Lui succède, sous le signe d’une vieille amitié, une nouvelle version des Folias recueillies et revivifiées par Jordi Savall. Cette fois, c’est dialogue « entre ancien et nouveau monde » que cet humaniste toujours en recherche de ce qui rassemble contre ce qui divise – ainsi, son livre-disque « Jerusalem, la ville des deux Paix – nous fera emprunter.

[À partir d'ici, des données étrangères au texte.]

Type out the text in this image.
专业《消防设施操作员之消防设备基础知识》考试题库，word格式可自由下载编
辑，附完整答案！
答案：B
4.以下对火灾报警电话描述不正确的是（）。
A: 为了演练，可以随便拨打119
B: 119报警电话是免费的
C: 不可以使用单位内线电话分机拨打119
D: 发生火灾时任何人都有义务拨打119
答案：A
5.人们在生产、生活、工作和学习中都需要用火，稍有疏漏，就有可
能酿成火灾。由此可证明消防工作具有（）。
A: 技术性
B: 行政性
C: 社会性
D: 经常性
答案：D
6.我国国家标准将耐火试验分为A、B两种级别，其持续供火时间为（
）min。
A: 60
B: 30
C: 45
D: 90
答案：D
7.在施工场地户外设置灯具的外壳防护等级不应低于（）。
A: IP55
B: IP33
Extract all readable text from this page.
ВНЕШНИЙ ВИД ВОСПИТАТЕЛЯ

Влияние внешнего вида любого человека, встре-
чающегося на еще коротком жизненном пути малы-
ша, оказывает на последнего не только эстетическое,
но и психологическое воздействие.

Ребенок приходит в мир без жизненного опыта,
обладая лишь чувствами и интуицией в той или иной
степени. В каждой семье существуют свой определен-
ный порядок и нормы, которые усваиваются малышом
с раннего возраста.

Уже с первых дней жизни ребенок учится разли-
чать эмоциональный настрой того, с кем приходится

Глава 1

D’une part « musiques survivantes dans les traditions orales Llaneras, Huastèques et d’autres répertoires métissés et anonymes (les cultures d’Amérique et « importées » d’Afrique , d’autre part les musiques conservées dans manuscrits et éditions d’époque Renaissance et baroque ». Jordi Savall demande donc aux instrumentistes de son Hesperion XXI (« dans l’Antiquité : Hesperia les deux péninsules d’Europe, l’Italienne et l’Ibérique, mais aussi le nom de la planète Vénus quand elle apparaissait la nuit, à l’Occident »), fondé en 1974 (et c’était encore XX – e siècle !), l’adaptation, la souplesse stylistique et la fusion inspiratrice qui l’ont toujours guidé. En sa croyance dans 0 un « pouvoir de la musique dans sa beauté, son émotion, sa spiritualité, comme un langage essentiel de l’être »…


D’Alaska en Oural

Puis la mezzo Vivica Genaux –on croirait cette belle chanteuse, si expressive, venue…du froid d’Alaska illustrer l’antithèse baroque par excellence : « gelo e ardo », je gèle et je brûle – jouera en « prima donna » des airs d’opéra puisés aux trésors d’Italie. Car ici les deux Allemands longtemps acclimatés dans l’Hesperia Italiana – Haendel et aussi Hasse, que les Italiens nommaient il caro Sassone, le cher Saxon – rejoignent l’inimitablement vénitien Vivaldi. La Capella Gabetta – une histoire de famille, puisque ce jeune ensemble a été fondé il y a deux ans par la violoncelliste Sol et son frère, Andrès, violoniste qui en est chef – est accompagnatrice. Au concert suivant, pas besoin d’instrumentistes, puisque le Festival invite comme depuis…toujours les Lyonnais, en période de Noël, à s’immerger dans le chant choral profond Russe, reprenant le domaine religieux de la célébration orthodoxe médiévale. Ici, ce sont plusieurs œuvres d’une polyphonie purement vocale, et même dans un courant baroque russe qui commence à la fin du XVIe avec une liturgie de Saint Jean par N.Diletsky, et se prolonge au XVIIIe avec Titov ou Berezovsky (une formule très « occidentale » de concerto…pour chœur), puis dans le brillant italianisant de Borniantsky. Au XXe, le flambeau est repris par Spiridov. C’est ce parcours à travers les modalités expressives revisitées de l’âme russe (« mélancolie, spiritualité, sagacité ») qu’on suivra grâce au Chœur de Chambre de l’Oural, 28 voix mixtes guidées par Vladislav Novik.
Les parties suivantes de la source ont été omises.